Showing posts with label Ella. Show all posts
Showing posts with label Ella. Show all posts

Wednesday, October 26, 2011

Thursday, October 13, 2011

The Return of Sanity

Right now I'm blogging on the floor in my kitchen.  You're probably wondering why.  Well, my daughter is sleeping where my computer is and I'm a loud typer.  I'd rather not wake her up just yet.
Things are somewhat improving since I started my experiment.  Though I now have other factors working against me now.  I have a Parent/Teacher conference coming up, I've been trying to get Dedrick to be more responsible for his stuff, and suddenly Ella won't sleep unless she's in my arms/bed.  This is on top of all the other things I need to deal with right now.
However, I really enjoy this time to myself.  At least now I get a chance to eat breakfast now.

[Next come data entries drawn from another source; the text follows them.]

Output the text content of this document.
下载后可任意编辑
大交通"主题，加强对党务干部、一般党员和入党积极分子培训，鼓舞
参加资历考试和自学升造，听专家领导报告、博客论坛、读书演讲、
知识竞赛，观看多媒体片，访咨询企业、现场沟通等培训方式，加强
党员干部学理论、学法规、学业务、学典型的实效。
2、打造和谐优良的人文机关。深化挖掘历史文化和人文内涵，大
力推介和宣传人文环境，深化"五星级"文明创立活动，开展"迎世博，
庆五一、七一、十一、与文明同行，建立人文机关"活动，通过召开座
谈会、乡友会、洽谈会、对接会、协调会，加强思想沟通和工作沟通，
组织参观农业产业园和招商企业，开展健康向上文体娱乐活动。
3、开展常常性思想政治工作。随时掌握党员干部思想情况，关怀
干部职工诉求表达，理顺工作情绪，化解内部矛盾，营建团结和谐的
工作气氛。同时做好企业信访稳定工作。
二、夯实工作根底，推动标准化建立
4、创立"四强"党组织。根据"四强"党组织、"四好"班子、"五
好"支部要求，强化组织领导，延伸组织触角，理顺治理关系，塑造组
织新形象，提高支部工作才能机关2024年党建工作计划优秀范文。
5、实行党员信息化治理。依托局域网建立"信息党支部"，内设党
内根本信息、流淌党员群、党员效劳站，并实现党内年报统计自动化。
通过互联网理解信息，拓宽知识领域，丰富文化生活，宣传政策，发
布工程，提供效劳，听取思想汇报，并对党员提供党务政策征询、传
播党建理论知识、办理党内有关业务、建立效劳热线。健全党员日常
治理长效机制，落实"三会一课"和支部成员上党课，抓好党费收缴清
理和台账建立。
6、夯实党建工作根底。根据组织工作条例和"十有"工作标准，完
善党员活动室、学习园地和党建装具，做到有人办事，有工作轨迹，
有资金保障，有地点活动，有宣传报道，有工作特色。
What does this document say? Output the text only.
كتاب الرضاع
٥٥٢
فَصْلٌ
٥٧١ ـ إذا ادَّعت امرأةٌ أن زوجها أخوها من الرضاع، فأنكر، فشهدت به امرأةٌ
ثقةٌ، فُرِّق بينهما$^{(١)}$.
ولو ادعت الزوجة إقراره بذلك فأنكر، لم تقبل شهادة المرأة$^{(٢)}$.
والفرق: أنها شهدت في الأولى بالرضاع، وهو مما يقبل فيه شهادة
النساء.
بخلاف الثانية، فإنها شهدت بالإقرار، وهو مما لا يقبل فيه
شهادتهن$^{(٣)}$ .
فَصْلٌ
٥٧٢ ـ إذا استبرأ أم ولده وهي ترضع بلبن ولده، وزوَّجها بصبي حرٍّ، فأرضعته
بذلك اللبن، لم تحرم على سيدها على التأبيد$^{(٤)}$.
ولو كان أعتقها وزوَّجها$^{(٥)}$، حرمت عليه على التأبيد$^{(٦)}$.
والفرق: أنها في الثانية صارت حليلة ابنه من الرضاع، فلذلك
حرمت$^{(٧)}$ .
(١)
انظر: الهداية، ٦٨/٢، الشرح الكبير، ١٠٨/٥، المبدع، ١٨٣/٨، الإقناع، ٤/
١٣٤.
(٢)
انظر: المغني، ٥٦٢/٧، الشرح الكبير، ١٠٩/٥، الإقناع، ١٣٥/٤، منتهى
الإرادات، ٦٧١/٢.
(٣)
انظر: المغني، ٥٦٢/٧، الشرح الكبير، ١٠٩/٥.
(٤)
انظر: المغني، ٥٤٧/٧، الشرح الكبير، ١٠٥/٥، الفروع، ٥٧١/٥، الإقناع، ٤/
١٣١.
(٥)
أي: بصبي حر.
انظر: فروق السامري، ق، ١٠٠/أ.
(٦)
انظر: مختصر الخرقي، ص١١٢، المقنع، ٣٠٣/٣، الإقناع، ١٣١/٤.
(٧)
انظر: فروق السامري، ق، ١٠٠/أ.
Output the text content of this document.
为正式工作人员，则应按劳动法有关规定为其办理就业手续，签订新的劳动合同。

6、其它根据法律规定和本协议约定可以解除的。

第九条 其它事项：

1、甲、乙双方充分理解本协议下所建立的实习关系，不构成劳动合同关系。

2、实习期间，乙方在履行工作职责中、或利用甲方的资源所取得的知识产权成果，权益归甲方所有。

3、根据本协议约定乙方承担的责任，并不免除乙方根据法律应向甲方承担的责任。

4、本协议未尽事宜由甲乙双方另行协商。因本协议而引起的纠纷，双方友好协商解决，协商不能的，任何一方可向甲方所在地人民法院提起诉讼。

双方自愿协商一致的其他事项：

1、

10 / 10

Wednesday, October 12, 2011

Wordless Wednedsay - Presents




I would have a picture of Dedrick with his present, but he came home with bad news and I got distracted.

Monday, September 19, 2011

Looking for the silver lining






Today was a long day.  Today there were fights and naps didn't get taken when they should have.

However, today we also had moments where my girls got along just like this.  It was definitely one of those, "You have to take the good with the bad." kind of days.

I know there will be more, but I hope 10 years from now I'll remember the good in the bad day rather than just the bad.

Saturday, September 17, 2011

Only child kind time



Today was Ella's day to be an only child.  I try to have days where each of my children can pretend they're an only child.  The only child that gets my attention.  The one that decides what we eat, where we go, and what we do when we get there.  I have three children and two hands.  I don't always have enough time in the day to give them individual love and attention like I would like to.

So, today was Ella's day.  Greg took the older two out to a corn maze and a hay ride while Ella stayed home with me.  We played on the floor, I sang to her, and we cuddled as long as she wanted to.

I started doing this after I had my first daughter.  Dedrick had a very hard time making the transition from being an only child to being a big brother.  Our special days made the transition a little easier for him.  Even Greg has gotten into the act and will take time to do special trips for just one child.  He took Dedrick on a just him and Grandpa fishing trip recently.  They had a lot of fun and it was really needed because Greg has been working a lot of hours lately.

When Ella gets older I'll be able to do this more often, but until then I'll do what I can.  I just think it's important for me to spend one on one time with my children as often as I can.

Do you make time for special one on one days for your children?

Friday, August 26, 2011

Ella Rose

I've been putting off my post about Ella.  She's very young and how I felt about her was complicated.  I resented her for a bit.  I resented the fact she made my plans more complicated.  I resented the fact she caused us to need a bigger vehicle.

She's here now though and these things aren't her fault.  I find the more time I spend with her the more I appreciate her uniqueness.  The more I realize she completes our family.  She's a bundle of energy and giggles.  I love how observant she is.  She loves to try and attack my keyboard/cellphone/whatever electronic is within her reach.  She especially loves my cellphone because it's a touch screen phone.  She's realized that if she touches the screen that it does stuff.

Watching her learn and grow has become the upturn to my day.  I regretted Ella, but I'm accepting of her now.  Being a parent isn't easy.  Being a mother isn't easy and as much as people don't want to admit it sometimes you don't love your children right away.  Sometimes it takes time to love them.  You're only human and this is okay.